The Global Fishing Watch collaboration has created algorithms to process the masses of AIS data to show a ship’s fishing activity and travel path. Advances in AI have enabled the researchers to see patterns in this flood of data, such as fishing intensity, fishing within protected areas, or transshipment events.
9. Building of structures through 3D printing
Programming the automated construction of artificial coral structures could assist reef restoration efforts by offering dispersing coral larvae an unexposed place to develop, buffered from predators and water currents. The structure would have predesigned contours and shapes that mimic natural reefs, so that larvae can easily attach themselves and foster new coral growth.
With conservation’s frequent need for customized equipment, programmable 3D printing could increasingly allow teams to build custom toolkits, such as that of a portable mosquito identification toolbox to help monitor the spread of disease-carrying mosquito species.
10. Harvesting volunteer interest and effort
Citizen science platforms rely on the curiosity and legwork of dedicated volunteers to provide photos or information to public online platforms that compile huge amounts of data on species locations. Crowdsourced image identification platforms, such as iNaturalist and eBird, have begun to automate the processing of thousands of these citizen science records, which has speeded identification of more common species.
These machine learning methods rely on large photo databases and are only as good as the data they have seen before. “The model only works as well as it has been trained,” iNaturalist lead Scott Loarie told Mongabay. Models also lack an expert’s sense of context and gut feeling.
Fiddler crabs congregating. Image by Andrea Westmoreland via Wikimedia Commons, CC 2.0.
An observation earlier this year by an amateur naturalist of a fiddler crab species far outside its known range challenged iNaturalist’s computer vision and human expertise in mapping species distributions. Expert input via iNaturalist correctly identified the specimen after the platform’s computer vision algorithms did not acknowledge the species outside its documented range, showing how crowdsourced observations can help improve automated models.
Prerequisites for applying automated methods
Automated recognition of species via sound or sight relies on a reference database to which new data are compared: the species and objects used to build the algorithm determine which species and objects the system will be able to identify.
Automation often requires large amounts of data collected and labeled by humans to train algorithms to recognize objects or patterns of interest. For example, more than 50,000 Snapshot Serengeti volunteers reviewed millions of images and recorded the number, species, and behavior of the animals in them.
A 2018 study found that deep neural networks (DNNs), a cutting-edge form of artificial intelligence, can successfully identify, count, and describe animals in camera-trap images. DNN model output is often interpreted as a probability that the image belongs to a certain class. The three plots below the image, from left to right, show the neural network’s prediction for the species, number, and behavior of the animals in the image. The horizontal color bars indicate how confident the neural network is about its predictions. Image by Norouzzadeh et al. 2018. PNAS.

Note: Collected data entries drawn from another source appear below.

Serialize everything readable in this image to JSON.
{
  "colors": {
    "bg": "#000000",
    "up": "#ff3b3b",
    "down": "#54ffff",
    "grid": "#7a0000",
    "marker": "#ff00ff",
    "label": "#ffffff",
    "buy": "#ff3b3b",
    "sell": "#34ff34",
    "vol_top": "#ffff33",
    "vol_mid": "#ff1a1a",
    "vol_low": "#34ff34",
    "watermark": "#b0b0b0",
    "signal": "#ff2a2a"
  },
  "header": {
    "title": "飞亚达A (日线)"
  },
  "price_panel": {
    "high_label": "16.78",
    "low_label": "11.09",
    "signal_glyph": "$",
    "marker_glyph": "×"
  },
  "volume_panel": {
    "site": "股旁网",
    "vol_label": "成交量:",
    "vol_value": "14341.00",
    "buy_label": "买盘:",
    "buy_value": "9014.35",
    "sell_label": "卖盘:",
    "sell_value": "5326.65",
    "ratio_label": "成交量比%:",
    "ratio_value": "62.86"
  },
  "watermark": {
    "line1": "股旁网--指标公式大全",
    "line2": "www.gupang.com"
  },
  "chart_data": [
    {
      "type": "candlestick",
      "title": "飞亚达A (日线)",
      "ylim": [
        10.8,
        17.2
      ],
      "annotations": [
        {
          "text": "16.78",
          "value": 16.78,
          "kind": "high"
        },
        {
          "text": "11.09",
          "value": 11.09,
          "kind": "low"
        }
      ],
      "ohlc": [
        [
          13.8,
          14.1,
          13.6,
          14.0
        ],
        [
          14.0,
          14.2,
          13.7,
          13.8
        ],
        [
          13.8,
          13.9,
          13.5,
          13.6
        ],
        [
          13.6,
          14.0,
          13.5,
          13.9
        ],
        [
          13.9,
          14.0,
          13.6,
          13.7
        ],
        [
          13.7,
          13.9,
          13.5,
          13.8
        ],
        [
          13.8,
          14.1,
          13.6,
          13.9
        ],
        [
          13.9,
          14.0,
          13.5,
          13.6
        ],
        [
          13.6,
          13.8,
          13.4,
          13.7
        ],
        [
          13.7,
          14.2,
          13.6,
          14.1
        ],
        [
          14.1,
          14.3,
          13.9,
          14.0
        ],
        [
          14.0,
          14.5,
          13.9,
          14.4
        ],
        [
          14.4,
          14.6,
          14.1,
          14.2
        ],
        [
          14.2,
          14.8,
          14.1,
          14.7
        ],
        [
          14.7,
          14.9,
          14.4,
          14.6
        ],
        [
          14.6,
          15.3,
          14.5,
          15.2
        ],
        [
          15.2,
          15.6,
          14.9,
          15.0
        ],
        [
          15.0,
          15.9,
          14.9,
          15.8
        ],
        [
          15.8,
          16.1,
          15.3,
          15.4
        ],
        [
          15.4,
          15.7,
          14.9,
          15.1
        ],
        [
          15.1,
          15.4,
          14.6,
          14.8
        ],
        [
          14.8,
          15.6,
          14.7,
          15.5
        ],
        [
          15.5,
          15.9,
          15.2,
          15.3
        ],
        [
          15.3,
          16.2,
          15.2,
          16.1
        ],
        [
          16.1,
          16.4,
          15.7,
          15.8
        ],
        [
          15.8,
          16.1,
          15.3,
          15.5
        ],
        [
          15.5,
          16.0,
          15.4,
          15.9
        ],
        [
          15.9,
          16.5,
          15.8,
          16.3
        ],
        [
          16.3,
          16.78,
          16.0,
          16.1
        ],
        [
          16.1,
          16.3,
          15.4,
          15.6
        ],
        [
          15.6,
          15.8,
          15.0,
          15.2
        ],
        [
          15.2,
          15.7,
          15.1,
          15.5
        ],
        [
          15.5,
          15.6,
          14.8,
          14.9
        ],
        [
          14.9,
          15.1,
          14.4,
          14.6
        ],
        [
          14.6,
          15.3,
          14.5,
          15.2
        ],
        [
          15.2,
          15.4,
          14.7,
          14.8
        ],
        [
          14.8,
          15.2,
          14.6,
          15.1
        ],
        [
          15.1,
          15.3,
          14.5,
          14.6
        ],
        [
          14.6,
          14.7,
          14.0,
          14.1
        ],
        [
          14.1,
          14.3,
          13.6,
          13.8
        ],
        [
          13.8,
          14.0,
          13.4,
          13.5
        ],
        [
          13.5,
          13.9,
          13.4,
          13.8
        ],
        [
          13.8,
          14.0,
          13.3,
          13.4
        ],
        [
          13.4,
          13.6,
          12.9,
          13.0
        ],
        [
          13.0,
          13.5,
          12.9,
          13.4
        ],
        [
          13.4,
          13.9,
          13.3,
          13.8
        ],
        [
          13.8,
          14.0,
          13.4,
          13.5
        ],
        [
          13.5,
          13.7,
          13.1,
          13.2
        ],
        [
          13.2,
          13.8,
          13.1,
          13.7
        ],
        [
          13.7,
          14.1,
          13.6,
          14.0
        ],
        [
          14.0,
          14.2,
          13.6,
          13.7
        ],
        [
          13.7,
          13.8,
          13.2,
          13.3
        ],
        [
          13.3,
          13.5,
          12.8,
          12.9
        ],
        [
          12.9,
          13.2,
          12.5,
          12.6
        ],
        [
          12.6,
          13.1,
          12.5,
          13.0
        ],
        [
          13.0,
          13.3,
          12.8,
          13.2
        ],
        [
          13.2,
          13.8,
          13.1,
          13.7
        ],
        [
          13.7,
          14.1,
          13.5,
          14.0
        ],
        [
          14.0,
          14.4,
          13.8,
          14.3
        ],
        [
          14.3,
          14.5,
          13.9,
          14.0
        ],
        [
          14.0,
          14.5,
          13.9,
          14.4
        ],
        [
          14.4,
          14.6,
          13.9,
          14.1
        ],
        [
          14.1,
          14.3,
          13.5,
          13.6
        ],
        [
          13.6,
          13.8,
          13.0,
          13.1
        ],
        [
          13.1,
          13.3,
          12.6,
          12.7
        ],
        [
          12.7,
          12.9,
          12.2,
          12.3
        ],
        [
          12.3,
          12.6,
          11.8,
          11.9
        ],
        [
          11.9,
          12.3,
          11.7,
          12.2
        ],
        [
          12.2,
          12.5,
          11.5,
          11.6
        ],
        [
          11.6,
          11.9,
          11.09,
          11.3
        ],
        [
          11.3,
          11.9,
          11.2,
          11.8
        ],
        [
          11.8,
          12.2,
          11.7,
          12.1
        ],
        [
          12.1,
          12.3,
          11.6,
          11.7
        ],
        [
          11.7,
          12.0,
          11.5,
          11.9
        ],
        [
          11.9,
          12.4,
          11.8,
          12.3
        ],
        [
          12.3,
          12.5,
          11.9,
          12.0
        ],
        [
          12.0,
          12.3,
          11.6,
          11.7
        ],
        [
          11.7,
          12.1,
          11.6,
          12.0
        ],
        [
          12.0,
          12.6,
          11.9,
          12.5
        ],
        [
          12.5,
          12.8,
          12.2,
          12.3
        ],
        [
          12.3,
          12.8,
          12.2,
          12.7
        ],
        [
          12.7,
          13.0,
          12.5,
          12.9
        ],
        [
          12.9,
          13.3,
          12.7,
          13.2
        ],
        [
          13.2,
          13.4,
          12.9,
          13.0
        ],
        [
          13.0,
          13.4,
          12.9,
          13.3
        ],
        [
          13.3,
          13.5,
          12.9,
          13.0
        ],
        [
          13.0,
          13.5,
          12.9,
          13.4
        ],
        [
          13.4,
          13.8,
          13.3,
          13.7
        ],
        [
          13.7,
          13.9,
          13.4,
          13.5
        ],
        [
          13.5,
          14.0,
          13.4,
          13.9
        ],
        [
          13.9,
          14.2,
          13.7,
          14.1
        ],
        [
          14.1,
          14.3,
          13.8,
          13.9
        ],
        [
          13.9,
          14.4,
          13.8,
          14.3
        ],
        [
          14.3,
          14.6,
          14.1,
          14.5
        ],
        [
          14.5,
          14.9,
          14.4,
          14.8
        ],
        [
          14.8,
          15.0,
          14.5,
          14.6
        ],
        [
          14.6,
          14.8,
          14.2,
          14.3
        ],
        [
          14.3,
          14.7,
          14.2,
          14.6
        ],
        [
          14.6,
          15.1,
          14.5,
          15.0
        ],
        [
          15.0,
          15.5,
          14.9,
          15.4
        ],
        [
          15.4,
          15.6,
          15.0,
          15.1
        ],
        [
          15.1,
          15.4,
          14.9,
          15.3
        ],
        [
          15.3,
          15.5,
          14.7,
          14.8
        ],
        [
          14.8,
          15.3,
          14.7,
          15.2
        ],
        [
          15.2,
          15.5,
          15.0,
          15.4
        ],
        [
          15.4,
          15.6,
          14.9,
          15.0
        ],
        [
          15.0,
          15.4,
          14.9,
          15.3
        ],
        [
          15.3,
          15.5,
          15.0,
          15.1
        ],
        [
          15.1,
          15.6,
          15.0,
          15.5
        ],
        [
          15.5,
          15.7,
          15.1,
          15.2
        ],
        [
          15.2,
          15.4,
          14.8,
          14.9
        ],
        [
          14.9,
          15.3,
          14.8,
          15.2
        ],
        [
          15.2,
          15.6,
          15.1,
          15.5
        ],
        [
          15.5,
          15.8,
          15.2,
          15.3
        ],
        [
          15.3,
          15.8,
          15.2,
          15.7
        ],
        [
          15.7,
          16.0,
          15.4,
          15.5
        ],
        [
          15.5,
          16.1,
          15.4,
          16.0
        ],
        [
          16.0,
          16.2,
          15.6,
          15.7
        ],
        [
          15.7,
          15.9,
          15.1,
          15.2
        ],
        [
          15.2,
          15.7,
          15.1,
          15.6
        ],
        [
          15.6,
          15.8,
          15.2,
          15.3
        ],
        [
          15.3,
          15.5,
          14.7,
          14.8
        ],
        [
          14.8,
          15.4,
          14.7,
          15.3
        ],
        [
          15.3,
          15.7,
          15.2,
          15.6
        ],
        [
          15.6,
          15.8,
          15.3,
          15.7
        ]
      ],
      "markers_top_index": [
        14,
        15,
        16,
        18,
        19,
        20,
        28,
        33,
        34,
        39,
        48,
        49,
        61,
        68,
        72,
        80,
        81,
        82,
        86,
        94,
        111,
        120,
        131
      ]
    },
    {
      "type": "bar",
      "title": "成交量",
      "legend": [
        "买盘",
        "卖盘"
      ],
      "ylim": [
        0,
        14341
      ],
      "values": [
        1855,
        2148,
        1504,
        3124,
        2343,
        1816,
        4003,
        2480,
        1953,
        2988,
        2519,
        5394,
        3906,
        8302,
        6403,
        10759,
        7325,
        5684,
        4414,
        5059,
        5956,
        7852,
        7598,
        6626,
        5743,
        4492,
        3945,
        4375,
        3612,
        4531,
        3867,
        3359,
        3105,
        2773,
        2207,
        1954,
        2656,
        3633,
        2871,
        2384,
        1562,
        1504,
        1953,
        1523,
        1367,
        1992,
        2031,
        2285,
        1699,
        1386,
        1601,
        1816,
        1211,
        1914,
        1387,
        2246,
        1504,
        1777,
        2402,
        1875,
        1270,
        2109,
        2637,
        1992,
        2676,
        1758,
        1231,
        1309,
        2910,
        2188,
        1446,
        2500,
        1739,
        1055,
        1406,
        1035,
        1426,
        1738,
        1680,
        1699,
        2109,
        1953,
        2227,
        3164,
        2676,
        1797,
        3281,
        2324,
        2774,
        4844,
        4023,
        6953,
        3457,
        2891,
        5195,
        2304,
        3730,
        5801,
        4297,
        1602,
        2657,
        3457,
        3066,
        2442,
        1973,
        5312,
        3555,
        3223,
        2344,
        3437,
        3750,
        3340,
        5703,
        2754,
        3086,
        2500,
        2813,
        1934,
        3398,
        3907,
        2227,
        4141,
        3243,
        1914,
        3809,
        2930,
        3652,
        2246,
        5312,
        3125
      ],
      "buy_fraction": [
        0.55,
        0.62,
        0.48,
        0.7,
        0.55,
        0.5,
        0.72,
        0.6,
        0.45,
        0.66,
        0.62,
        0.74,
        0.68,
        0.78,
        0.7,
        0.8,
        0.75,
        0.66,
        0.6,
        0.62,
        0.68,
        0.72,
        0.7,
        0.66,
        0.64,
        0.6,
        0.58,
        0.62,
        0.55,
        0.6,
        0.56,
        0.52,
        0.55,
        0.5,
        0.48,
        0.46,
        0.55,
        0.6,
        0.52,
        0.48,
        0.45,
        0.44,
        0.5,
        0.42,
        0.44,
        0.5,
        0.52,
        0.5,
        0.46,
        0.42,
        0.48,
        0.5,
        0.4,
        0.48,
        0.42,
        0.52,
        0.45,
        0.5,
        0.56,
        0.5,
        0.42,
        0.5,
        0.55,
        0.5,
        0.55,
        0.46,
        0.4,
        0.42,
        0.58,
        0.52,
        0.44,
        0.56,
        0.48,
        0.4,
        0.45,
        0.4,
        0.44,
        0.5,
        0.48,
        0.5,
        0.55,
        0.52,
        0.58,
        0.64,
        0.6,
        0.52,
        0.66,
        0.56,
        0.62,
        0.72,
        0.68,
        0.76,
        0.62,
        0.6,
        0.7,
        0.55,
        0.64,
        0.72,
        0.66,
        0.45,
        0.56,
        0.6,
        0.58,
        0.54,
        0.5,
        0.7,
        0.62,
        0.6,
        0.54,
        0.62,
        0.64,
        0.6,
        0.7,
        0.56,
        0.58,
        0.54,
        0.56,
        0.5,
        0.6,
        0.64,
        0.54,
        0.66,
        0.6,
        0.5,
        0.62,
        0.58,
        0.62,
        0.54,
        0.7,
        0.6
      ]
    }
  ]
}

Some studies require specialists to program acoustic devices or pilot a drone to collect data, build algorithms for project-specific pattern recognition, and integrate the models into analysis software. Independent human input and expertise are also still needed to avoid circular data input, such as building algorithms using photo verification or other human input that is itself based on AI.
Finally, automated processing of millions of images or billions of AIS vessel location signals requires large amounts of computing power that is not universally available, though cloud computing may help reduce this hurdle.